Чёткие углы, чёткие границы. Они начинали расплываться, стоило Сэму повернуть голову к ним, тогда как боковым зрением были такими видимыми... Они начинали вращаться - и даже не смотря на то, что ему было чертовски не по себе, Сэм уставился в одну точку и замер. Это казалось самым правильным решением сейчас.
Угол вращался. Сэм, приподнявшийся на локтях, сощурился в попытке разглядеть между закручивающейся и закручивающейся спиралью хоть что-то, из-за чего начинала кружиться голова. Виски вспыхнули знакомой болью, словно раскалённая кочерга своим острым концом вонзилась ему в голову - Сэм сцепил зубы и резко сел, прижимая руки к голове. Даже волосы на ощупь казались жёсткими, нереальными, прямо как и всё вокруг.
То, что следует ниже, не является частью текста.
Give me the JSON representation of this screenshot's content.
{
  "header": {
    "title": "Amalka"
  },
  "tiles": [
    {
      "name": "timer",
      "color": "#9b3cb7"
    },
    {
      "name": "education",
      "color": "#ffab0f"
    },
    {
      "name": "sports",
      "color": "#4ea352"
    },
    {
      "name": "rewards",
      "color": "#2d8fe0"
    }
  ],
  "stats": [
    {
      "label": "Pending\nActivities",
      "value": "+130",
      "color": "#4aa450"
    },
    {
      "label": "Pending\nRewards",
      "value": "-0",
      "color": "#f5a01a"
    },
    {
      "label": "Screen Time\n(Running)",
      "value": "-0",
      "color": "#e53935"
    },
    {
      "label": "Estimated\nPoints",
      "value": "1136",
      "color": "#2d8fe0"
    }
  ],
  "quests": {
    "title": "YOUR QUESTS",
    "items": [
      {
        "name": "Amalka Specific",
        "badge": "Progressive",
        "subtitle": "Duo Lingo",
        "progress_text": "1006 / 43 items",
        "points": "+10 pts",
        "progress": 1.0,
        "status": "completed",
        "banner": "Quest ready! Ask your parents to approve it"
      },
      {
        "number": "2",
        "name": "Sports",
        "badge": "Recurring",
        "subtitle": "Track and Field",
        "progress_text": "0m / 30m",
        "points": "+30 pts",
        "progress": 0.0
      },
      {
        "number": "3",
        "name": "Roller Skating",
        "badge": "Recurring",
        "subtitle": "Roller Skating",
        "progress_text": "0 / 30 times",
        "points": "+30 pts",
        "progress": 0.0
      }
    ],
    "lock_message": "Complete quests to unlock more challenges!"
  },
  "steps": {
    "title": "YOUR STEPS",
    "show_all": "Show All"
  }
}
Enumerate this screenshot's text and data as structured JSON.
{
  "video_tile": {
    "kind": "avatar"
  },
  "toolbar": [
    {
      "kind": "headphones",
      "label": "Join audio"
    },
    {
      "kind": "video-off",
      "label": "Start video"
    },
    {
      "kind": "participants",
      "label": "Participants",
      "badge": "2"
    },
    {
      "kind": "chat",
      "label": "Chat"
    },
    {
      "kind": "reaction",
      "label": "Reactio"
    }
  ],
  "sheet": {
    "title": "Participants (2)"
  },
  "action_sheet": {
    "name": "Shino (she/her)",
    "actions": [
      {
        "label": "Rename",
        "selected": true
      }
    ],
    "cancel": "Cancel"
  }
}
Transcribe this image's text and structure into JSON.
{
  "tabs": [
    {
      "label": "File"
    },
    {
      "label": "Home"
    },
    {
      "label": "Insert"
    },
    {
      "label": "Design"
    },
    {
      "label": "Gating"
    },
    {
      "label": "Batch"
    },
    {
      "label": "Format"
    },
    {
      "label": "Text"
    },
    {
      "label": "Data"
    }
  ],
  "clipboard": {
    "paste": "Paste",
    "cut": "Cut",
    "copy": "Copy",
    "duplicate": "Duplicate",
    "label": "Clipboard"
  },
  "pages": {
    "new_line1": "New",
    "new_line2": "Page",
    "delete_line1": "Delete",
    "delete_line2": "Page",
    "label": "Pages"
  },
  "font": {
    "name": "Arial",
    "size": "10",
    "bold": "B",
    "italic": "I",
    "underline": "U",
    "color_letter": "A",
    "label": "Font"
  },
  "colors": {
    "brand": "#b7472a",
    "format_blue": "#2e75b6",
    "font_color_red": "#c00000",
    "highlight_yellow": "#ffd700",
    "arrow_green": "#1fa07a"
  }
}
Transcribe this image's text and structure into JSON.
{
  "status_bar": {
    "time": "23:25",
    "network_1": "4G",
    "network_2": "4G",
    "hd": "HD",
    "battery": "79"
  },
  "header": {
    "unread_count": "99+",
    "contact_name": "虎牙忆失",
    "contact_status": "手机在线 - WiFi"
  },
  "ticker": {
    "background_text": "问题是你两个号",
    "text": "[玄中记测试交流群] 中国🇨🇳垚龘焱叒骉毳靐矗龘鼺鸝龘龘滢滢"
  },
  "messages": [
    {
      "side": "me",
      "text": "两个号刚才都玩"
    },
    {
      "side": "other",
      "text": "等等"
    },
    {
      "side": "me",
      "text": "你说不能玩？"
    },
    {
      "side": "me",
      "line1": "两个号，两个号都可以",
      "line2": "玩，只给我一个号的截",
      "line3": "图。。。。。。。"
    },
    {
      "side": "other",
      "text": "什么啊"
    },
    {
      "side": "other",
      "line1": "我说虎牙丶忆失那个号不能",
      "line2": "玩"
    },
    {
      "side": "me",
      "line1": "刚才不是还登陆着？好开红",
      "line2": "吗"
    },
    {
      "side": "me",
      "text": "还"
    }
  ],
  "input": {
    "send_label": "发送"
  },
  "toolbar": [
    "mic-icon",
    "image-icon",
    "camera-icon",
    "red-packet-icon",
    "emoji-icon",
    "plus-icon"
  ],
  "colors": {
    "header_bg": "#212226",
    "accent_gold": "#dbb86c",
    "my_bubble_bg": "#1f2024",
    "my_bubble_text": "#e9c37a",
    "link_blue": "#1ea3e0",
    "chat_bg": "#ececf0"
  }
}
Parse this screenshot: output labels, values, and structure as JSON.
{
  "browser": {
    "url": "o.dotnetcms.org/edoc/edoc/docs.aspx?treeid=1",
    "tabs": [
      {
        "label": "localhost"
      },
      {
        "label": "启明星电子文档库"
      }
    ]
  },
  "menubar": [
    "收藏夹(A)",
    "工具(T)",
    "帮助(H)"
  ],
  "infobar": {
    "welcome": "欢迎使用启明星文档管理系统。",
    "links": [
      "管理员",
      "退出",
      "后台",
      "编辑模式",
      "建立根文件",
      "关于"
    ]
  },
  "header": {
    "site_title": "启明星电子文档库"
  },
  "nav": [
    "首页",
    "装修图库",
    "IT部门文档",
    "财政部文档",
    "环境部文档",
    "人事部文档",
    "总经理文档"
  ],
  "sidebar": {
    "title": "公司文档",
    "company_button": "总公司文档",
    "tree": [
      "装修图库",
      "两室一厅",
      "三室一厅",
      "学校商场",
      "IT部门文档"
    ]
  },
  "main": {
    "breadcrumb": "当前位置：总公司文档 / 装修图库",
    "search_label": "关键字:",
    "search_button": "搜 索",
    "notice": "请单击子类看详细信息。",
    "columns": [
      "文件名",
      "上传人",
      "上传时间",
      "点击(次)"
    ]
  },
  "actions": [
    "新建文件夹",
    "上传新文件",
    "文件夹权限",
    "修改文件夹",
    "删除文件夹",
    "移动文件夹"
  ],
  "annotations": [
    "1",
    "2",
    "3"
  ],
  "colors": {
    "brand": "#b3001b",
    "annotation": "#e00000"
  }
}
А, может, и даже Сэм тут был нереальным?
Последняя мысль затерялась в пустоте из красок, что точкой появилась в центре спирали и слишком быстро начала распространяться, рождая собой шедевр, вечную картину, которую вместо Звёздной ночи стоило рисовать Винсенту ван Гогу. Сэм с приоткрытым ртом наблюдал за ней, позабыв обо всём на свете. Даже о боли в черепе, что дробила его изнутри. Пускай руки всё ещё сжались на голове, пальцы впутались в патлы, а рот - не мог раскрыть словно приклеенные друг к другу воском губы, Винчестер был неподдельно заворожён.
Стоило ему моргнуть, как краски окончательно заполонили темноту. Яркие, красивые... долгожданные. Они породили собой огромную комнату, незнакомую Сэму, что росла и росла, росла и росла, росла и... Была приятной на вид. Как если бы её организовывали родители, счастливые от того, что так скоро у них появится ребёнок, которому будет так нужна его собственная детская, которая когда-то сгорит до тла, унеся с собой жизнь матери и детство на ту секунду новорождённого малыша.
Сэм попятился. Отполз так далеко, как только мог, пока не упёрся спиной в светло-серую стену позади себя, узнавая под распространяющуюся паутину липкого страха свою треклятую детскую. Со звёздочками на потолке, - золотыми такими, вырезанными вручную самой Мэри Винчестер. С ещё тогда не купленным футбольным мячом, стоящим всегда в том месте, где сейчас лежали какие-то сумки, - у дальней стены, где располагалось окно. И с детской, такой маленькой детской кроваткой, которую спустя четыре года заменят на более взрослую, отчего Сэм будет ощущать себя ВЗРОСЛЫМ и будет улыбаться и прыгать вокруг устанавливающего её отца, пытаясь то ли помешать, то ли помочь.
- Hush little baby don't say a word.
Тише, маленький, не говори ни слова.
Papa's gonna buy you a mockingbird.
Папа купит тебе пересмешника.
And if that mockingbird won't sing,
А если пересмешник не запоёт,
Papa's gonna buy you a diamond ring.
Папа купит тебе бриллиантовое кольцо.
And if that diamond ring turns brass,
А если бриллиантовое кольцо потемнеет,
Papa's gonna buy you a looking glass...
Папа купит тебе зеркало...
Сэм почувствовал, как дрогнули его губы. Лишь на мгновение, но это мгновение пробило его нечеловеческим ужасом, мурашками прокравшимся ему под кожу.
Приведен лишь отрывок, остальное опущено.